Install these packages first:
- caret (Wrapper for various ML algorithms)
- tidyverse (meta package)
- ranger (for running Random Forest method)
Acknowledging the efforts of Max Kuhn and Hadley Wickham, without who, the world of ML and data science in R wouldn't be the way it is now.
- Check out Max Kuhn's tutorial of Caret (The caret Package)
- Check out Hadley's book on R for Data Science. (R4DS)
There are three major approaches to using Caret:
- Split the data into train and test datasets. Ideally, a split of 80-20 or 75-25 is good enough. But, if there is a class imbalance, there is another workflow to split the data. Read Max's tutorial to find out more.
- If there are NA values in the datasets, impute the datasets.

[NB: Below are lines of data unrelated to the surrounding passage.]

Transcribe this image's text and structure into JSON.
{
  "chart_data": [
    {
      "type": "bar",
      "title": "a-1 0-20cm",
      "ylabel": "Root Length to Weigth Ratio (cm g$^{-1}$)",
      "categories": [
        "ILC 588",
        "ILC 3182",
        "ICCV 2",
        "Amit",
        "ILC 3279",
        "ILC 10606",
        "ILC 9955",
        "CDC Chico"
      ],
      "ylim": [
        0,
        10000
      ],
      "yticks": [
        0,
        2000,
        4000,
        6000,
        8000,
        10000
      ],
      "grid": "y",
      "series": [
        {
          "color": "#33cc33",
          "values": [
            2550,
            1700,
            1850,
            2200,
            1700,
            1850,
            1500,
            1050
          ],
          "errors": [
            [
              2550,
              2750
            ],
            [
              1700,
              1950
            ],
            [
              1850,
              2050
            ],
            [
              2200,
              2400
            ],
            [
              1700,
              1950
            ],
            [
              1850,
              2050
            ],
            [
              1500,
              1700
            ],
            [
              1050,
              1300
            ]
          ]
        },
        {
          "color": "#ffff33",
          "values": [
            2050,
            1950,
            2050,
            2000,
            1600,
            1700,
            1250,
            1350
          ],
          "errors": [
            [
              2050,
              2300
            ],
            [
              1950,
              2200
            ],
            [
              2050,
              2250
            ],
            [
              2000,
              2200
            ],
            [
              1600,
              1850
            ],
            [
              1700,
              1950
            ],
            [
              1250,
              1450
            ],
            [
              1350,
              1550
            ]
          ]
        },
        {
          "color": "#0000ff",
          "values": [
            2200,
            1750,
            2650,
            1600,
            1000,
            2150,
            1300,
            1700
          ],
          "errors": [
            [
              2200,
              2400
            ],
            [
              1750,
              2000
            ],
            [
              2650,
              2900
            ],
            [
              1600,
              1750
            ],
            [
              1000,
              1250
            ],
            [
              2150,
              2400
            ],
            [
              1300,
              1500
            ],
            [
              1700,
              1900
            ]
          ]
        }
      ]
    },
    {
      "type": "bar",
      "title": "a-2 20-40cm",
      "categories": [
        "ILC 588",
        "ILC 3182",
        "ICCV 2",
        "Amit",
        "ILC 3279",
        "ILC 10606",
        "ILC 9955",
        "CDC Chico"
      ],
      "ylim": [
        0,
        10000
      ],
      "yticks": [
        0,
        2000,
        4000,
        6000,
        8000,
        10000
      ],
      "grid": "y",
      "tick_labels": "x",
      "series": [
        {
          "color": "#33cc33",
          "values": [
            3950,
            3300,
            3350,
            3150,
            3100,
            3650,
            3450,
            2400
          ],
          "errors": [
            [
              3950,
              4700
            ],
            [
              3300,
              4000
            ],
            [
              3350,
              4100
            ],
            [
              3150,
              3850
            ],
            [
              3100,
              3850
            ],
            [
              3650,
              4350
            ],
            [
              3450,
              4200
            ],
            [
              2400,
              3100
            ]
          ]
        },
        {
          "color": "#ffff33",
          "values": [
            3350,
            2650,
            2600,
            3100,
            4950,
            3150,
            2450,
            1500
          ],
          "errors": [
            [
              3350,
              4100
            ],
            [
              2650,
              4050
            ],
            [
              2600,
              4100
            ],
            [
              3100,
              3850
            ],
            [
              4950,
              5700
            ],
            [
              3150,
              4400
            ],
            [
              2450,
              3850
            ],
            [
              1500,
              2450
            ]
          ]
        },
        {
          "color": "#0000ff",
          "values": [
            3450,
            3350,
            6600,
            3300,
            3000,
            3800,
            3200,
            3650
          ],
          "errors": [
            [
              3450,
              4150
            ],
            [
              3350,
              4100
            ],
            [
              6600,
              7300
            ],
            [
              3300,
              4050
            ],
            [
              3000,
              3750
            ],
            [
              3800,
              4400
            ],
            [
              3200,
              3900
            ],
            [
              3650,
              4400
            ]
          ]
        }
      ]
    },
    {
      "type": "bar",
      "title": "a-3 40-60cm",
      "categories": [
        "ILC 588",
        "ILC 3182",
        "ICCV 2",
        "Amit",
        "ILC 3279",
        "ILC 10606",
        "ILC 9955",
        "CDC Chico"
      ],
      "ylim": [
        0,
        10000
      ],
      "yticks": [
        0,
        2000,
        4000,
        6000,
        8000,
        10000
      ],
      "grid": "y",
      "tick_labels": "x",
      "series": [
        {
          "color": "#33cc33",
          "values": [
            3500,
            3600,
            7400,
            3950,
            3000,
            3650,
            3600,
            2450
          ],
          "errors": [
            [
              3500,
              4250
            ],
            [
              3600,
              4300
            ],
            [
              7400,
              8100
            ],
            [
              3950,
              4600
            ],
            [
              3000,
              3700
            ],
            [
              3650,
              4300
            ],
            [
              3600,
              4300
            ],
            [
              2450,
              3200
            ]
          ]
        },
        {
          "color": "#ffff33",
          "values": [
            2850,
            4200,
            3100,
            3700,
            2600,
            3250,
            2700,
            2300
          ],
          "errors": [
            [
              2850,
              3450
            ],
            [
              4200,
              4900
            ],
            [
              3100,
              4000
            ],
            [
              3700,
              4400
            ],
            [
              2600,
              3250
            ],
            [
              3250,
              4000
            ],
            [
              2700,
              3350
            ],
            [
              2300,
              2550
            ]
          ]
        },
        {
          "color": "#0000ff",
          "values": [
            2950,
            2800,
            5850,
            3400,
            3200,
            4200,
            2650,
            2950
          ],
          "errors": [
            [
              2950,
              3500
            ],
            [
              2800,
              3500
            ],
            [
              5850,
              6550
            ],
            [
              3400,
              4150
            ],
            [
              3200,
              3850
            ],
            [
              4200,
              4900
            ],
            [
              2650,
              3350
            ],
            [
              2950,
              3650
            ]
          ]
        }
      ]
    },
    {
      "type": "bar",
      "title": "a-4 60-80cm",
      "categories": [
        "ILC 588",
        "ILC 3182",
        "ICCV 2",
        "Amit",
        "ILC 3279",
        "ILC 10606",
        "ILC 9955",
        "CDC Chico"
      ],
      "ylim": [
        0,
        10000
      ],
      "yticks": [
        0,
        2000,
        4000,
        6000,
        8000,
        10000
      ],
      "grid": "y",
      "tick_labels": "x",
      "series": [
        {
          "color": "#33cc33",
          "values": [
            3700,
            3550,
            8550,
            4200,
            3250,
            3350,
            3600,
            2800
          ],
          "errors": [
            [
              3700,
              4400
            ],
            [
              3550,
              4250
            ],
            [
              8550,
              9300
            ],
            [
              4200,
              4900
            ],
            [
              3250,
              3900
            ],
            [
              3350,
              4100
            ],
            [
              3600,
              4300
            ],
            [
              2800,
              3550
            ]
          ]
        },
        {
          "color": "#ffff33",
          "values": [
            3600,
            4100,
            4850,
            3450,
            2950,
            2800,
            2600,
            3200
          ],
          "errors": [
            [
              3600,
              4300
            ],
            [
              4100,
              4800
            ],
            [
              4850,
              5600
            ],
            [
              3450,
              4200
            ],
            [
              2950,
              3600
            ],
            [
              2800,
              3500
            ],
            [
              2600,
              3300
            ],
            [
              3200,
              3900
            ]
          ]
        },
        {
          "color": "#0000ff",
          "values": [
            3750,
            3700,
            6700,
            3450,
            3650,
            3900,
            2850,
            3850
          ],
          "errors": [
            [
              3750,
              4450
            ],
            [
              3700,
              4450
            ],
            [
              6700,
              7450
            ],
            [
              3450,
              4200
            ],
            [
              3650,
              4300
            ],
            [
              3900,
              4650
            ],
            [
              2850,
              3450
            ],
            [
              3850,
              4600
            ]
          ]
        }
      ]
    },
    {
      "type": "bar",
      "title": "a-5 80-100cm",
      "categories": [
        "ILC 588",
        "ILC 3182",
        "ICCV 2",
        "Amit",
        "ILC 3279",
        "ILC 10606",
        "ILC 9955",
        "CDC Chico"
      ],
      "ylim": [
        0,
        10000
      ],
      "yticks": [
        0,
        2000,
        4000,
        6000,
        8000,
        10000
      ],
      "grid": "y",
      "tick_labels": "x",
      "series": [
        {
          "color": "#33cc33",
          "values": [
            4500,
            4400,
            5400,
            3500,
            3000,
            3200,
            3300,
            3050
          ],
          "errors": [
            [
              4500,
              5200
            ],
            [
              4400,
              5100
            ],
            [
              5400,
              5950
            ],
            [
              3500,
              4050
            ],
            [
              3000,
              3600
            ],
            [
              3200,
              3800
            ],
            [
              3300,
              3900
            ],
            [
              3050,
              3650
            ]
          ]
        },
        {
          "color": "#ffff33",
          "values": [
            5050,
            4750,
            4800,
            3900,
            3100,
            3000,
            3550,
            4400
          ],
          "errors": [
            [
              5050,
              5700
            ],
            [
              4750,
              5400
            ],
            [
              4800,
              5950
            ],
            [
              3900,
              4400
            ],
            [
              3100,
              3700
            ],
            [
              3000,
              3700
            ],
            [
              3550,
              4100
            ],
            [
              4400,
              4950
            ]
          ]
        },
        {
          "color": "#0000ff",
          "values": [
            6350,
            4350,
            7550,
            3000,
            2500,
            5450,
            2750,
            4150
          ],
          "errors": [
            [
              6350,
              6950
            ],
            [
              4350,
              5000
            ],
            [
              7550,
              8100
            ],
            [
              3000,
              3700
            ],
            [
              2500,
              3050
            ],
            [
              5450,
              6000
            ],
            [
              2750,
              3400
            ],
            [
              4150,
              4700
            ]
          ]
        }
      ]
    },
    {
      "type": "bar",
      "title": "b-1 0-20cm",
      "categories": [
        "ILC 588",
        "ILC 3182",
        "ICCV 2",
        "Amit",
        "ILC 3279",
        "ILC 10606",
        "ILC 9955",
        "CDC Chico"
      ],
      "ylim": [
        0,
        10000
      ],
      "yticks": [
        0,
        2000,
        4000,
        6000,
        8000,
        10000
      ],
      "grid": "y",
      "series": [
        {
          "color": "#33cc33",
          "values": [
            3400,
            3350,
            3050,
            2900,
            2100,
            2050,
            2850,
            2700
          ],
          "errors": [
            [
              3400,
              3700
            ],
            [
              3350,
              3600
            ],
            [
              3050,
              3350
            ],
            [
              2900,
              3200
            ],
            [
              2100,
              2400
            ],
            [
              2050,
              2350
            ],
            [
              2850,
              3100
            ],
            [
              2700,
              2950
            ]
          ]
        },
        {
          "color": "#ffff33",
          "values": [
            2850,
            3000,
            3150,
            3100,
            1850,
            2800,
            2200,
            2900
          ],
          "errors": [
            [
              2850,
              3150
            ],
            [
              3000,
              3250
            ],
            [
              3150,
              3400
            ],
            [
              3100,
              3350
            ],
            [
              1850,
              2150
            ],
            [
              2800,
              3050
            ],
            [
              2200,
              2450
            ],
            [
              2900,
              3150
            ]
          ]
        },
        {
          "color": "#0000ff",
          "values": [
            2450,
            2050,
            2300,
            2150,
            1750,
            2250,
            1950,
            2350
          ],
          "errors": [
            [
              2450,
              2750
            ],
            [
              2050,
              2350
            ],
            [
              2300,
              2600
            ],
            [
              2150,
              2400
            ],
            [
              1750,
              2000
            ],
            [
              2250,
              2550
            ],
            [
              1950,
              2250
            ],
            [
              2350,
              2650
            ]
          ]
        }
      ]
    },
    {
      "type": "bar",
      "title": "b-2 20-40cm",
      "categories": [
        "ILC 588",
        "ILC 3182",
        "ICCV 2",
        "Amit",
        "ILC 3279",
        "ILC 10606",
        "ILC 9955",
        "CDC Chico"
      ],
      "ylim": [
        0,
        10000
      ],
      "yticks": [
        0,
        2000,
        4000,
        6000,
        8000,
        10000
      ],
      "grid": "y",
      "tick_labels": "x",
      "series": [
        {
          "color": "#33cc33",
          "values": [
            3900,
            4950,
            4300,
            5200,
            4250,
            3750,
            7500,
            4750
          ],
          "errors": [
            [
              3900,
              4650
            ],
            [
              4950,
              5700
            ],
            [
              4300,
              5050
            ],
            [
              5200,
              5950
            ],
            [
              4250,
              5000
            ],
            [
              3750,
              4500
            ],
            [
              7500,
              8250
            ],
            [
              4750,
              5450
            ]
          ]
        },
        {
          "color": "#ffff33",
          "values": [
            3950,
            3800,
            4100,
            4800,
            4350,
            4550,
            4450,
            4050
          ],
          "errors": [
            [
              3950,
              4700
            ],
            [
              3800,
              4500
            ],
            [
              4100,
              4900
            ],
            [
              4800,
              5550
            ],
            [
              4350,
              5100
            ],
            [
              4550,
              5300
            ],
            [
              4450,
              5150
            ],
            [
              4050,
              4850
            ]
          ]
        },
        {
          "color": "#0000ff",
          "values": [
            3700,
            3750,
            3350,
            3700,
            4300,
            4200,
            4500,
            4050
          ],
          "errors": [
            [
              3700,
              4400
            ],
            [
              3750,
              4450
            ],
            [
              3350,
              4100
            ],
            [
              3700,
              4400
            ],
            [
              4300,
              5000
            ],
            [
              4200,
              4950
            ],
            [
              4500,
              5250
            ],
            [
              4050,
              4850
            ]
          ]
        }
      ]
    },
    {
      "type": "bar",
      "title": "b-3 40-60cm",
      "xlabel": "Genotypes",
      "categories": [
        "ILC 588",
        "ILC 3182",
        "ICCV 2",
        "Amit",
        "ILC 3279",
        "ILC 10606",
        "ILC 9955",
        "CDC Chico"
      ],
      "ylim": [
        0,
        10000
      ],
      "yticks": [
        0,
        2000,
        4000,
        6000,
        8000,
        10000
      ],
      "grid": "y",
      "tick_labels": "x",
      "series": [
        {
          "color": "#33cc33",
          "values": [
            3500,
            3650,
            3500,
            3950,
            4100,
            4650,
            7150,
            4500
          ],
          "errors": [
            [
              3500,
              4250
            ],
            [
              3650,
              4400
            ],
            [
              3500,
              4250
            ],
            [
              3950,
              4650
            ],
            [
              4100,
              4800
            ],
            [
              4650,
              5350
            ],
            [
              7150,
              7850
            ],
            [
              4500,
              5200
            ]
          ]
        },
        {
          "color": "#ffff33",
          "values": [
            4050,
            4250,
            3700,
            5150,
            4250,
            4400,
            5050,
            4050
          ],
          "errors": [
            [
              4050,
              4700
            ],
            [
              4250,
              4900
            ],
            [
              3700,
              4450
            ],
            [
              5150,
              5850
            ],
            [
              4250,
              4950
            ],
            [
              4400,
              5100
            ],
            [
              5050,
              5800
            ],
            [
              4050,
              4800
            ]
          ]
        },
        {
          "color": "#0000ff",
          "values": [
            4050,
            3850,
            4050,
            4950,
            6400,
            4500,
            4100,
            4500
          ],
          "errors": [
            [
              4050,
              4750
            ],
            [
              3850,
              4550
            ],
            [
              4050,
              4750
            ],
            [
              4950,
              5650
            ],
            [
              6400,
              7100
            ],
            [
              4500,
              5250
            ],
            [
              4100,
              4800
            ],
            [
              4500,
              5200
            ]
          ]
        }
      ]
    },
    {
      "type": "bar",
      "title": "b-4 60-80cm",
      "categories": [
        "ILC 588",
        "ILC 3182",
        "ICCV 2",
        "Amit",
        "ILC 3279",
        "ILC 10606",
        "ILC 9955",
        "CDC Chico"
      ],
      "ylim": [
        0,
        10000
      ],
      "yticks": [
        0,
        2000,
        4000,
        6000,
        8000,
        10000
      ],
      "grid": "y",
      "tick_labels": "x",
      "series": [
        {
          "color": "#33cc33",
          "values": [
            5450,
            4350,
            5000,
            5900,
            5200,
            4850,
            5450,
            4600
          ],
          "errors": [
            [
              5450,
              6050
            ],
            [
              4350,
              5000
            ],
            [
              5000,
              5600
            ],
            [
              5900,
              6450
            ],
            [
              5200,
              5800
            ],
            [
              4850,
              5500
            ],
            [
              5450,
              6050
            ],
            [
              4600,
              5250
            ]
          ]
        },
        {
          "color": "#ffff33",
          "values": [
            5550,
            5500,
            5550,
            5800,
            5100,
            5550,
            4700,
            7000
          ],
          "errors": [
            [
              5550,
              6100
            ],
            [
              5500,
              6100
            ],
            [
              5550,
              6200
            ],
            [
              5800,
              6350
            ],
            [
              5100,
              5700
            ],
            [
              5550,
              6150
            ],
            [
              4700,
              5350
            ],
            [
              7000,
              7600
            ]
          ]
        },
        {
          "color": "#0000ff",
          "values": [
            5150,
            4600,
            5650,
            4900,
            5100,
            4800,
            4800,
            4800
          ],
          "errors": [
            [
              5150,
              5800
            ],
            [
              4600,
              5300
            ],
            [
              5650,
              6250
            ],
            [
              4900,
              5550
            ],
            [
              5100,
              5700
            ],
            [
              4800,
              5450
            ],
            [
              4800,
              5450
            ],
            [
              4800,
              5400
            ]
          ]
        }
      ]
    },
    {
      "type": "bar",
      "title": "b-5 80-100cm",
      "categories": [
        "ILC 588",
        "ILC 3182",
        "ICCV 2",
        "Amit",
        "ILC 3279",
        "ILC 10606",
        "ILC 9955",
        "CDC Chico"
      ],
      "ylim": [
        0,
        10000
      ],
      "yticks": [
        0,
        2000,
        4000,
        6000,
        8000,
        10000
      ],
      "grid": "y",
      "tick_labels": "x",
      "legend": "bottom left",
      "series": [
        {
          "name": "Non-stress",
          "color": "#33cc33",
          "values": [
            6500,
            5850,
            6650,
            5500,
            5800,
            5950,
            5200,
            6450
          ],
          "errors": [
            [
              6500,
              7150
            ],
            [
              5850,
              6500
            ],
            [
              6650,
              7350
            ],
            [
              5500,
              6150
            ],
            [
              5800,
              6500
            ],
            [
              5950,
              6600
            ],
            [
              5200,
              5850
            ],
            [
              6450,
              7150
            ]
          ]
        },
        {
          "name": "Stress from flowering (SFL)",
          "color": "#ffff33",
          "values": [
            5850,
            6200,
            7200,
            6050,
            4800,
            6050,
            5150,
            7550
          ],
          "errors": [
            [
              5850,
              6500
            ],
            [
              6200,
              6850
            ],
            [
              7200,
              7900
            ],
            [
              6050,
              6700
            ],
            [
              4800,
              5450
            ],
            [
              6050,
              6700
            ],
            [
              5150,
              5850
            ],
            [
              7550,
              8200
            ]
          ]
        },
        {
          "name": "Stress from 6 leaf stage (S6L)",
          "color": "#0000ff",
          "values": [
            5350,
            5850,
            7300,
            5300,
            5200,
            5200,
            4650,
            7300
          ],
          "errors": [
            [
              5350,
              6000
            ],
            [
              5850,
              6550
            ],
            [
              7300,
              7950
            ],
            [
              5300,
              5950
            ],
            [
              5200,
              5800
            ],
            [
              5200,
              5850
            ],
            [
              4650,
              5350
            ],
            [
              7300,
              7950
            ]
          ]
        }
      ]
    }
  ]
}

For categorical values, it may be goo idea to impute the missing values with the mode of the values. For numeric values, there are a few options- median imputation, knn imputation, etc. Read Max's tutorial more for more details.
- After imputation, it is a good idea to encode your categorila values to 1 and 0. This is because most models expect the datasets in a numerical format. Again, refer to Max's tutorials for more details.
- After encoding, depending on your dataset, normalize the data. There are many normailization options. See the code comments for more information.
- Repeat these preprocessing steps for both the train and test datasets.
- Run the model for the train data.
- Validate the model against the test data.
- Calculate the accuracy of the model.
- Iterate the steps again for another model and you may perform cross validation.
- Pick the mode with the best accuracy and peformance.